Therapeutic Approach

We all have preferences. We may share an experience with others, but our reactions to it can wildly differ. Things as straightforward as taste, smells, textures, or as specific as gardening, chemistry, or riding a horse, can illicit opposite responses from person to person.  

Because our personal histories and preferences are all so varied, some of us are very comfortable in conversation and can gain insight into ourselves by talking through memories and beliefs. Others learn by doing, and experiences offer metaphors through which we can see into ourselves and our patterns more clearly.  

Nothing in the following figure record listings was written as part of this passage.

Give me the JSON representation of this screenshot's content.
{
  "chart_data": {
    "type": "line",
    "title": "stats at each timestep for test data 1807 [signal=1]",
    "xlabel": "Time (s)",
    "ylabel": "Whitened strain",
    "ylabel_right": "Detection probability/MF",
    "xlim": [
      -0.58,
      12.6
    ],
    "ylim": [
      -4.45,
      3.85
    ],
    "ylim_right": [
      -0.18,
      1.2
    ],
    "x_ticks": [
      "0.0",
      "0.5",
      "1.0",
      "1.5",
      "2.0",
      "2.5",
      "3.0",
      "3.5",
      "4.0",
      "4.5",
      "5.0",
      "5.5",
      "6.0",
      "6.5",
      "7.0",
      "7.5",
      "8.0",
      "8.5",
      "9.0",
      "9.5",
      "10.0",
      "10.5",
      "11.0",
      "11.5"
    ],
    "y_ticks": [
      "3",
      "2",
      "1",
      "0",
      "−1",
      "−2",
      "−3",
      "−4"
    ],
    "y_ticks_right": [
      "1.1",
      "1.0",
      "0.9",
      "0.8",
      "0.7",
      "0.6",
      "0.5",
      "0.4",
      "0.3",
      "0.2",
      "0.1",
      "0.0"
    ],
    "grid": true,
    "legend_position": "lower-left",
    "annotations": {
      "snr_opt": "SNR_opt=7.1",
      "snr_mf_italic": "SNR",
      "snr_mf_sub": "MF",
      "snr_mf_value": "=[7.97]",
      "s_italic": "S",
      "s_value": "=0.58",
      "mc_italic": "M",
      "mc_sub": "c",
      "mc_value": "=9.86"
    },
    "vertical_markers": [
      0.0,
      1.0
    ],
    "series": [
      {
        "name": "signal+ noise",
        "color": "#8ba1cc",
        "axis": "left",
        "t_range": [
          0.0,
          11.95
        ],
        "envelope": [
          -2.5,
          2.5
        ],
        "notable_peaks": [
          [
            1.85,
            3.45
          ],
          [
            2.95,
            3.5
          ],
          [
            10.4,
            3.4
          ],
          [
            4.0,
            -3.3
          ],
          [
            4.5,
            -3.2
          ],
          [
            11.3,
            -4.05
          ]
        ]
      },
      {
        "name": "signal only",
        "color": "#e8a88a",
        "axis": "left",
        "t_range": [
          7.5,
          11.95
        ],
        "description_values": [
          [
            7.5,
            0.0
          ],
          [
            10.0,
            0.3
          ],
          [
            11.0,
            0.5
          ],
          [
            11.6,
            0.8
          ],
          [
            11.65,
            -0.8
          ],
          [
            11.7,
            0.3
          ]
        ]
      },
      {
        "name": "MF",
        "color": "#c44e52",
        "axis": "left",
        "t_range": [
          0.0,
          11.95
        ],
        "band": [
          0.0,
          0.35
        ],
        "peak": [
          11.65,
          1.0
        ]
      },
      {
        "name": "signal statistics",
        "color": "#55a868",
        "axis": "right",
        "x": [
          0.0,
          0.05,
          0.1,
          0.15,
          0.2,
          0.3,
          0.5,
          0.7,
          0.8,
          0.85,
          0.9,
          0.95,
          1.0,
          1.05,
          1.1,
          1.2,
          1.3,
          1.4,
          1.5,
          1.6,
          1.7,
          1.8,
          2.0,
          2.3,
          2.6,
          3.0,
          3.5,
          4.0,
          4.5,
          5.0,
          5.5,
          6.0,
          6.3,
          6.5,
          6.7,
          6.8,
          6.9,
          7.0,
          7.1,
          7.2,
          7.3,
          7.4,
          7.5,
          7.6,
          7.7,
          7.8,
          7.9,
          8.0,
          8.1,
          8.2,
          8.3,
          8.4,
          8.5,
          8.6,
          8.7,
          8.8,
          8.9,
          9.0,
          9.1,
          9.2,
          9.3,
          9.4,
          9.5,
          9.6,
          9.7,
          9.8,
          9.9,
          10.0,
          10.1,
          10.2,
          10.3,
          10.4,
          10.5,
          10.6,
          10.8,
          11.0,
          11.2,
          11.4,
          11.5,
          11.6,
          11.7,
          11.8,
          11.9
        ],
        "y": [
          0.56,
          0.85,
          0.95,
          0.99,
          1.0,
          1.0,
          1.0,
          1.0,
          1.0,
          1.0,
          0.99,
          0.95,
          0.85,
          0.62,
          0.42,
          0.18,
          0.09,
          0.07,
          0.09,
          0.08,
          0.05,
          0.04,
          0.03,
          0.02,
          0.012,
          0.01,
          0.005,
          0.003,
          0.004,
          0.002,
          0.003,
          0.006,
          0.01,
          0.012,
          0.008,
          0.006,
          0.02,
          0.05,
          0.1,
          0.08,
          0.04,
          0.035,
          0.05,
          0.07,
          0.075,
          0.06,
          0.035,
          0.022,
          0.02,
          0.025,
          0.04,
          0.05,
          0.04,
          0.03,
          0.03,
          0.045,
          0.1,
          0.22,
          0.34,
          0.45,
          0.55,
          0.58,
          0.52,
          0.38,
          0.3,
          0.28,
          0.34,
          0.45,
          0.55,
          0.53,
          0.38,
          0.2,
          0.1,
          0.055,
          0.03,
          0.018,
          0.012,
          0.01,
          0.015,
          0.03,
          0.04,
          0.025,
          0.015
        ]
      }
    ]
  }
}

By using a multifaceted therapeutic approach, we can explore many types of therapy to find experiences that resonate with each individual we serve. It’s important to use many tools, as this provides youth the most opportunities to connect with the personal growth and healing that an individualized therapy approach can provide.

Our therapeutic approach is attachment based, trauma informed, empowering, and strength based.  Individual sessions allow privacy to focus on specific concerns. Group therapy takes the focus off any one individual and shows that there are others facing similar struggles, providing a space where youth can practice relationship skills together and mirror each other’s growth. Family therapy helps to resolve conflict and improve communication and connection within the student’s family system. 

Our combination of therapies help youth identify how their past has impacted their present as they build effective skills for a healthier future. We also help students untangle how past experiences impact their current functioning, both individually and interpersonally. Mindfulness and awareness come in small steps, we help our students break down their long-term goals into small, attainable ones, based in the strengths they already have.  

In all therapeutic modalities we use, we help youth increase awareness of thinking patterns, emotional responses, behaviors that get in the way of their goals, and to notice physical sensations that communicate internal needs and wisdom.  

In our multifaceted therapeutic approach we use:  

Cognitive Behavioral Therapy (CBT): Helps students become aware of how their internal dialog impacts how they feel and respond to the world, so they can learn ways to reframe that dialog and change their responses to align with their values and goals.  

Dialectical Behavior Therapy (DBT): Directly targets the emotional dysregulation that comes from unhelpful beliefs and self-talk. It focuses on four specific skillsets: mindfulness, interpersonal effectiveness, distress tolerance, and emotion regulation. DBT is an evidence-based highly researched therapy that aids youth in shifting black and white thinking and by discovering and practicing more flexible gray-area thinking.  

Eye Movement Desensitization and Reprocessing (EMDR): Is based in the research that memories of trauma are not stored in the brain in the same way normal memories are, and that they become like a wound in the mind that doesn’t heal. EMDR aids the body’s natural healing process and allows the brain to reprocess traumatic experiences without extensive talking about distressing memories. EMDR is a highly researched, effective and evidence-based therapy.  

Equine Assisted Psychotherapy (EAP): Recognizing emotional dysregulation in one’s self can be difficult, particularly for those who are trauma affected or resistant to talk therapy. EAP uses the bond between horse and human and the ability of the animal to understand body language to teach youth about themselves. 

Experiential Learning: While not a therapy in itself, shared learning experiences can give youth insight into themselves. Art, gardening, and recreation like skiing, horseback riding, and rafting, can build trust within a group and problem-solving skills for the individual. When later discussed in group therapy, these benefits are revisited and reinforced. Our therapists capture the benefits of experiential modalities/learning even in the therapy office by using “here and now” techniques, somatic awareness, mindfulness practices, and role-playing of skills and tools with youth.